4. Reporting Person disclaims beneficial ownership of all such shares held by her son and this report should not be deemed an admission that the Reporting Person is the beneficial owner of such shares for purposes of Section 16 or for any other purpose.
5. The Grant became exercisable in 25% increments on each of the first, second, third and fourth anniversaries of the grant date of August 12, 2002.
6. Represents unexercised vested stock options remaining from the August 12, 2002 option grant to the Reporting Person beneficially owned by the Reporting Person.

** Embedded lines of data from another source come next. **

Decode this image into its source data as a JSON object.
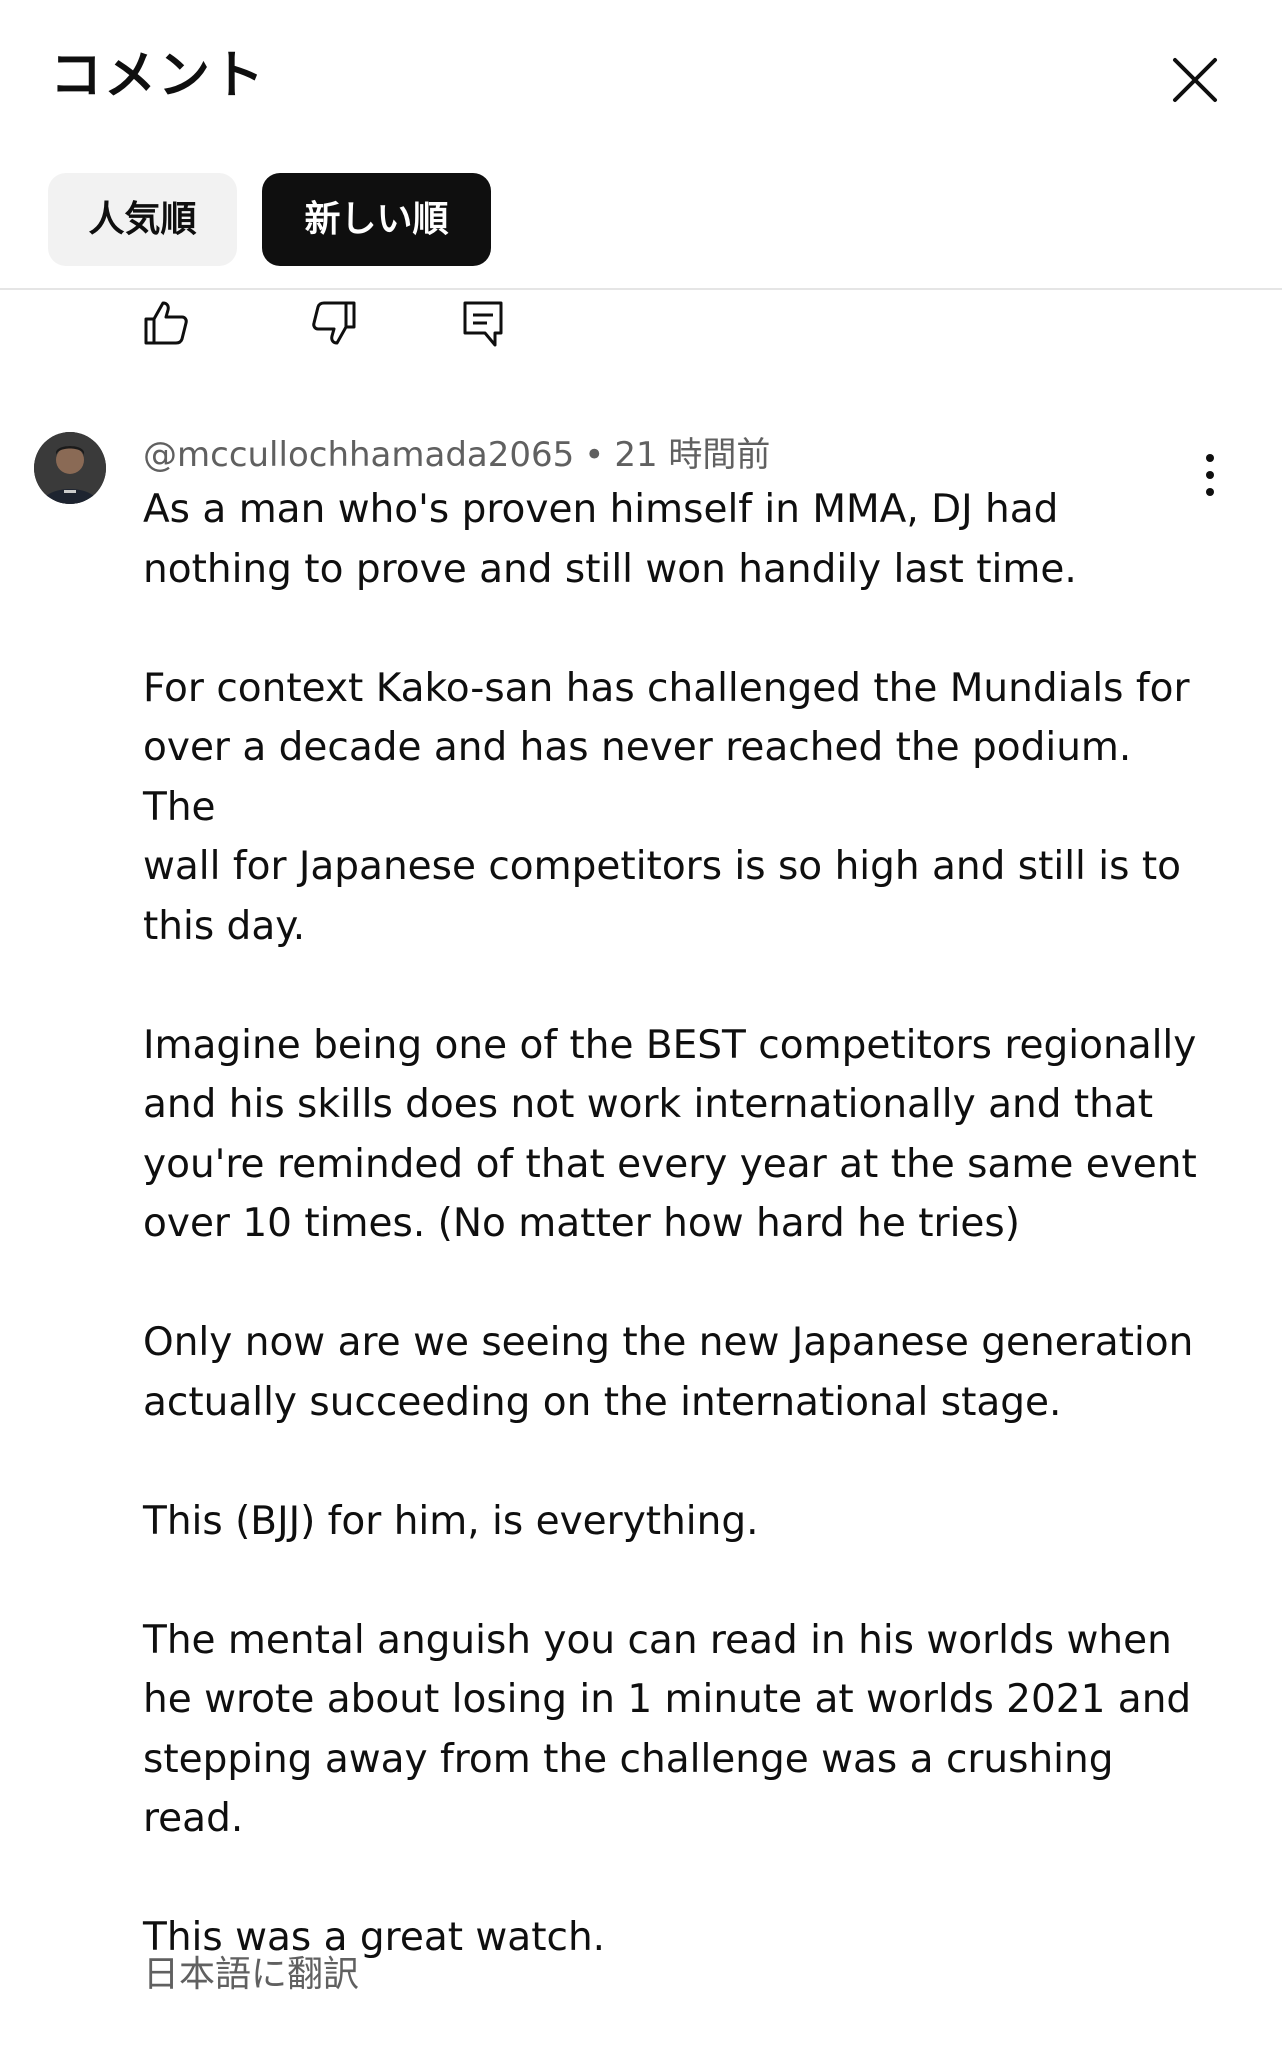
{
  "header": {
    "title": "コメント",
    "close_icon": "close-icon",
    "sort_chips": [
      {
        "label": "人気順",
        "selected": false
      },
      {
        "label": "新しい順",
        "selected": true
      }
    ]
  },
  "previous_comment_actions": {
    "icons": [
      "thumbs-up-icon",
      "thumbs-down-icon",
      "reply-icon"
    ]
  },
  "comment": {
    "author": "@mccullochhamada2065",
    "separator": "•",
    "time": "21 時間前",
    "paragraphs": [
      "As a man who's proven himself in MMA, DJ had\nnothing to prove and still won handily last time.",
      "For context Kako-san has challenged the Mundials for\nover a decade and has never reached the podium. The\nwall for Japanese competitors is so high and still is to\nthis day.",
      "Imagine being one of the BEST competitors regionally\nand his skills does not work internationally and that\nyou're reminded of that every year at the same event\nover 10 times. (No matter how hard he tries)",
      "Only now are we seeing the new Japanese generation\nactually succeeding on the international stage.",
      "This (BJJ) for him, is everything.",
      "The mental anguish you can read in his worlds when\nhe wrote about losing in 1 minute at worlds 2021 and\nstepping away from the challenge was a crushing\nread.",
      "This was a great watch."
    ],
    "translate_label": "日本語に翻訳",
    "more_icon": "more-vert-icon"
  },
  "colors": {
    "text_primary": "#0f0f0f",
    "text_secondary": "#606060",
    "chip_selected_bg": "#0f0f0f",
    "chip_unselected_bg": "#f2f2f2"
  }
}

7. Includes 7,800 performance shares, which represent the portion of the Reporting Person's February 2009 performance share award attributable to the Issuer's achievement of a target level of pre-tax income in 2010. Vesting of the performance shares is subject to continued employment of the Reporting Person through the date on which the Compensation Committee makes a determination regarding the satisfaction of certain additional criteria, which shall occur as soon as practicable following December 31, 2011 and in any event, no later than the third anniversary of the grant date. Also includes 9,000 restricted stock units ("RSUs") granted to the Reporting Person on February 18, 2011 (the "2011 Grant Date") under the Issuer's 2006 Long-Term Incentive Plan, as amended (the "2006 Plan"), which vest and become non-forfeitable with respect to 33-1/3% of the RSUs on each of the first, second and third anniversaries of the 2011 Grant Date.

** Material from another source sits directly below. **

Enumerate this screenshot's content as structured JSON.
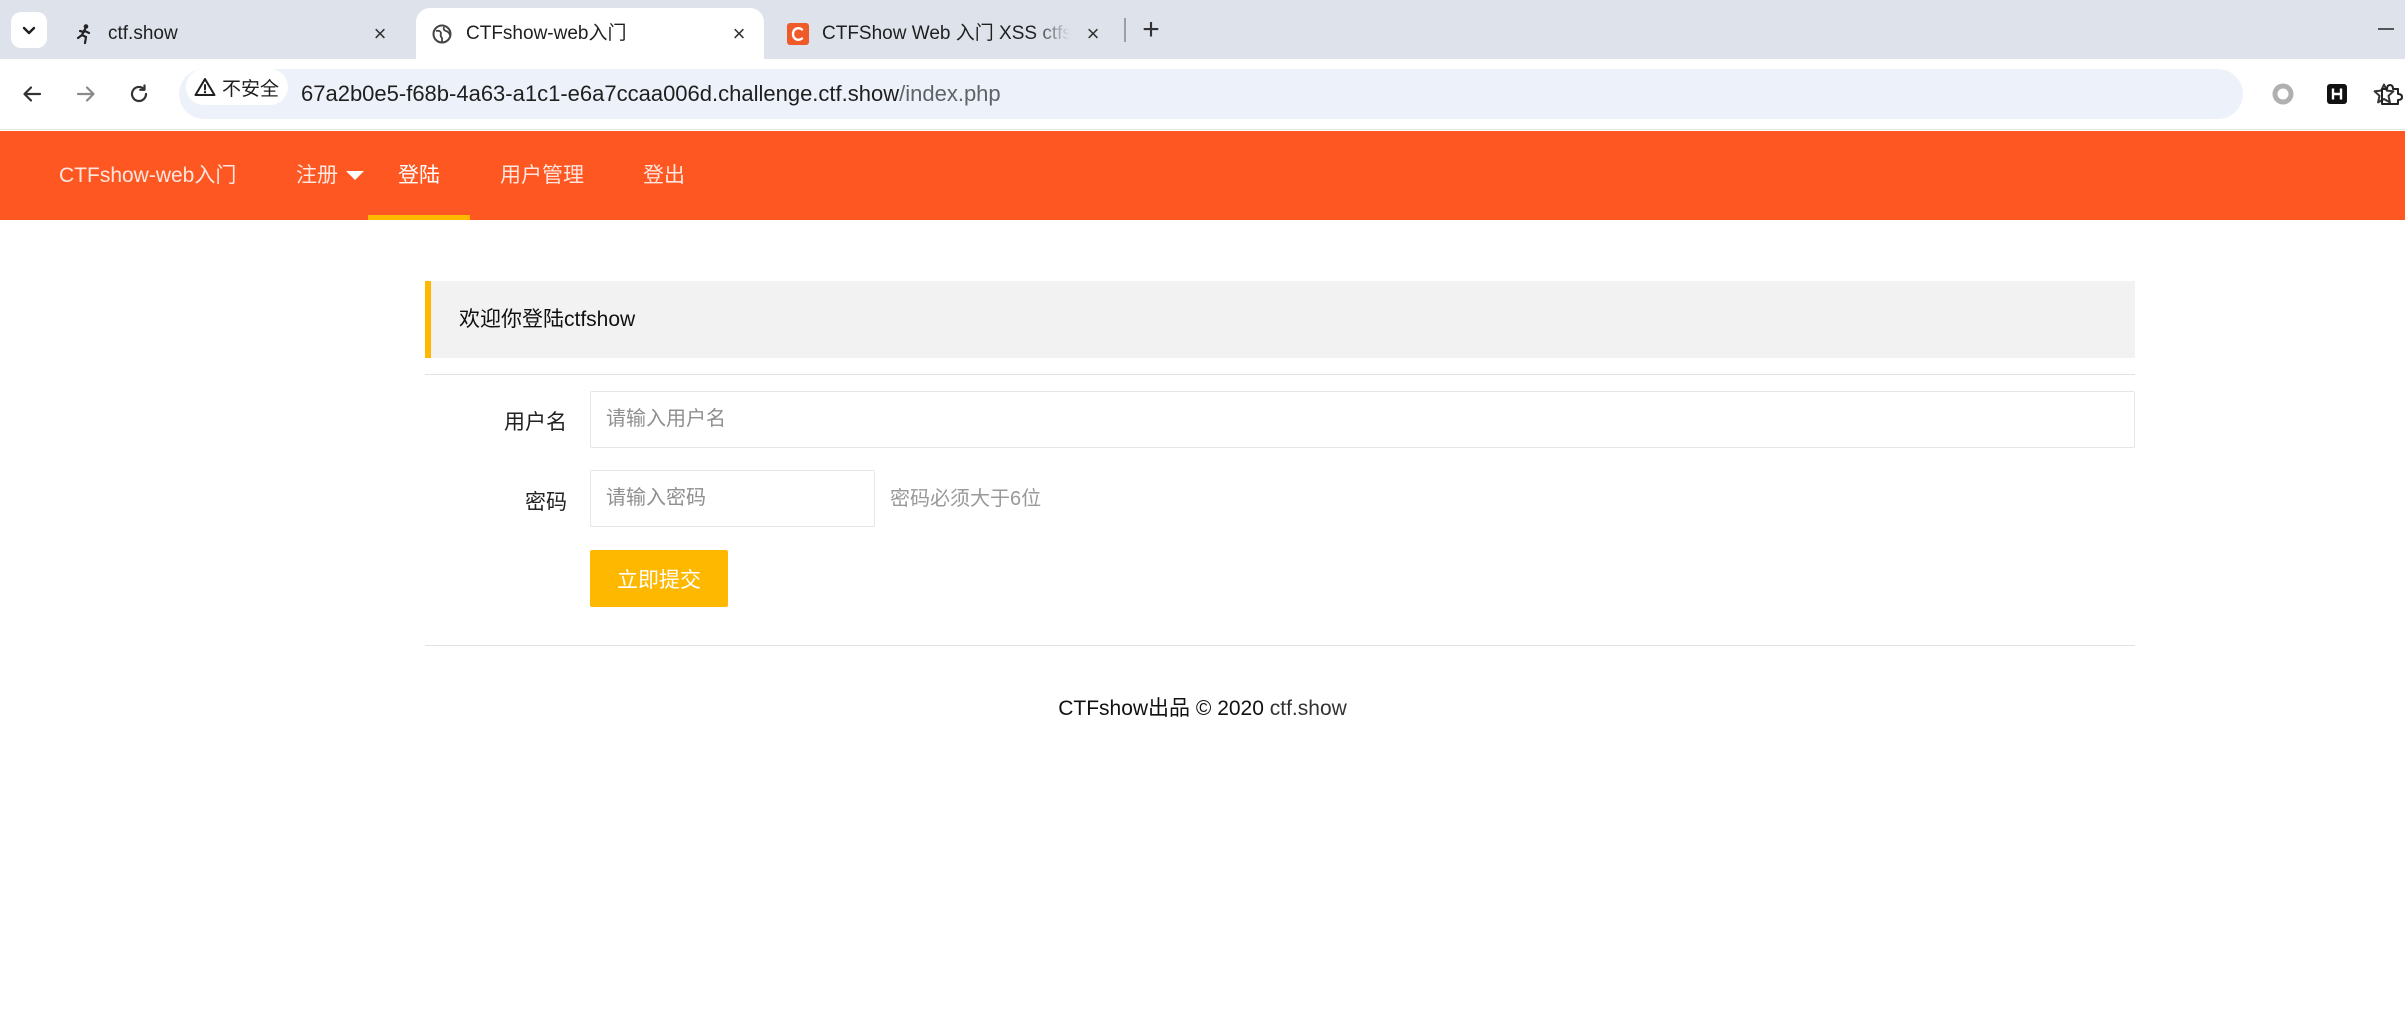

8. Stock option granted to the Reporting Person under the Issuer's 2006 Plan (the "2011 Grant") in a transaction exempt under Rule 16b-3 of the Exchange Act.
9. The 2011 Grant becomes exercisable with respect to 33-1/3% of the shares underlying the options on each of the first, second and third anniversaries of the 2011 Grant Date.
10. Represents total number of stock options granted to the Reporting Person on the 2011 Grant Date.
/s/ Karin D. Mayhew, SVP Organization Effectiveness 02/18/2011
** Signature of Reporting Person Date
Reminder: Report on a separate line for each class of securities beneficially owned directly or indirectly.
* If the form is filed by more than one reporting person, see Instruction 4 (b)(v).
** Intentional misstatements or omissions of facts constitute Federal Criminal Violations See 18 U.S.C. 1001 and 15 U.S.C. 78ff(a).